It demonstrates very well how they prioritize safety vs. potential profit.
[1] https://i.ytimg.com/vi/cdgQpa1pUUE/maxresdefault.jpg (This is the type of cars they had in 2012).
The Camry driver was either absolutely or co-equally required to yield (TIL that despite the DMV Driver Handbook saying the former about freeway merges, there's signficant debate over whether that or equal responsibility is a correct interpretation of the Vehicle Code.)
> Note that the author of the article is Charles Duhigg, a Pulitzer-price winning journalist
No, it's Nicole Karlis, a Salon staff writer on tech, health, and gender politics who has not won a Pulitzer.
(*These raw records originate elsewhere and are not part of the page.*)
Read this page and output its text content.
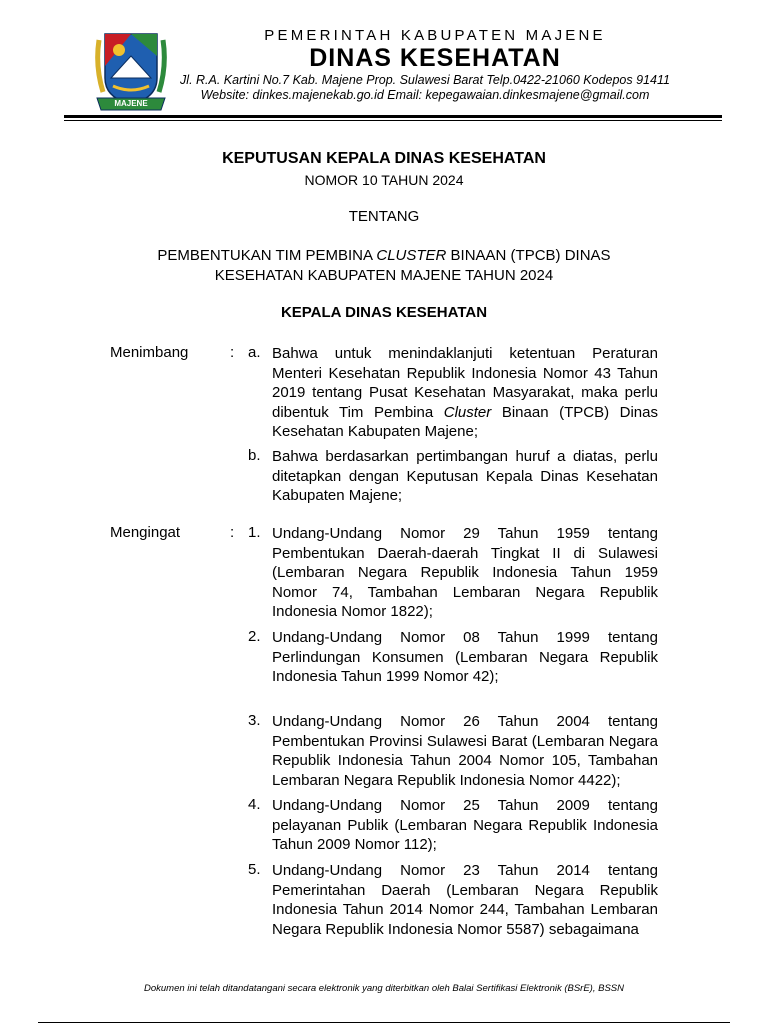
MAJENE
PEMERINTAH KABUPATEN MAJENE
DINAS KESEHATAN
Jl. R.A. Kartini No.7 Kab. Majene Prop. Sulawesi Barat Telp.0422-21060 Kodepos 91411
Website: dinkes.majenekab.go.id Email: kepegawaian.dinkesmajene@gmail.com
KEPUTUSAN KEPALA DINAS KESEHATAN
NOMOR 10 TAHUN 2024
TENTANG
PEMBENTUKAN TIM PEMBINA CLUSTER BINAAN (TPCB) DINAS
KESEHATAN KABUPATEN MAJENE TAHUN 2024
KEPALA DINAS KESEHATAN
Menimbang	: a. Bahwa untuk menindaklanjuti ketentuan Peraturan Menteri Kesehatan Republik Indonesia Nomor 43 Tahun 2019 tentang Pusat Kesehatan Masyarakat, maka perlu dibentuk Tim Pembina Cluster Binaan (TPCB) Dinas Kesehatan Kabupaten Majene;
b. Bahwa berdasarkan pertimbangan huruf a diatas, perlu ditetapkan dengan Keputusan Kepala Dinas Kesehatan Kabupaten Majene;
Mengingat	: 1. Undang-Undang Nomor 29 Tahun 1959 tentang Pembentukan Daerah-daerah Tingkat II di Sulawesi (Lembaran Negara Republik Indonesia Tahun 1959 Nomor 74, Tambahan Lembaran Negara Republik Indonesia Nomor 1822);
2. Undang-Undang Nomor 08 Tahun 1999 tentang Perlindungan Konsumen (Lembaran Negara Republik Indonesia Tahun 1999 Nomor 42);
3. Undang-Undang Nomor 26 Tahun 2004 tentang Pembentukan Provinsi Sulawesi Barat (Lembaran Negara Republik Indonesia Tahun 2004 Nomor 105, Tambahan Lembaran Negara Republik Indonesia Nomor 4422);
4. Undang-Undang Nomor 25 Tahun 2009 tentang pelayanan Publik (Lembaran Negara Republik Indonesia Tahun 2009 Nomor 112);
5. Undang-Undang Nomor 23 Tahun 2014 tentang Pemerintahan Daerah (Lembaran Negara Republik Indonesia Tahun 2014 Nomor 244, Tambahan Lembaran Negara Republik Indonesia Nomor 5587) sebagaimana
Dokumen ini telah ditandatangani secara elektronik yang diterbitkan oleh Balai Sertifikasi Elektronik (BSrE), BSSN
Now, the article is a sensationalized rehash of an incident from of a New Yorker article by Charles Duhigg, but he is not the author of the article directly at issue.
There was another incident they never reported. The other driver was undocumented and he also preferred not to report.
“unlicensed”, per the article. “undocumented” in US parlance, referring to an individual, usually refers to immigration status; the article only indicates this driver had no driver's license.
I don't live in the US, so I don't know - but is that common? To me, it sounds like a significant accident, and I fail to understand why it wouldn't be reported.
That’s about as amazing as Hollywood accounting.
Having said that - I doubt that's how things happened.
That only is likley to happen if someone hits someone else...
Hollywood accounting does not kill or maim.
With no external oversight, no transparency, and a sketchy record of honest reporting.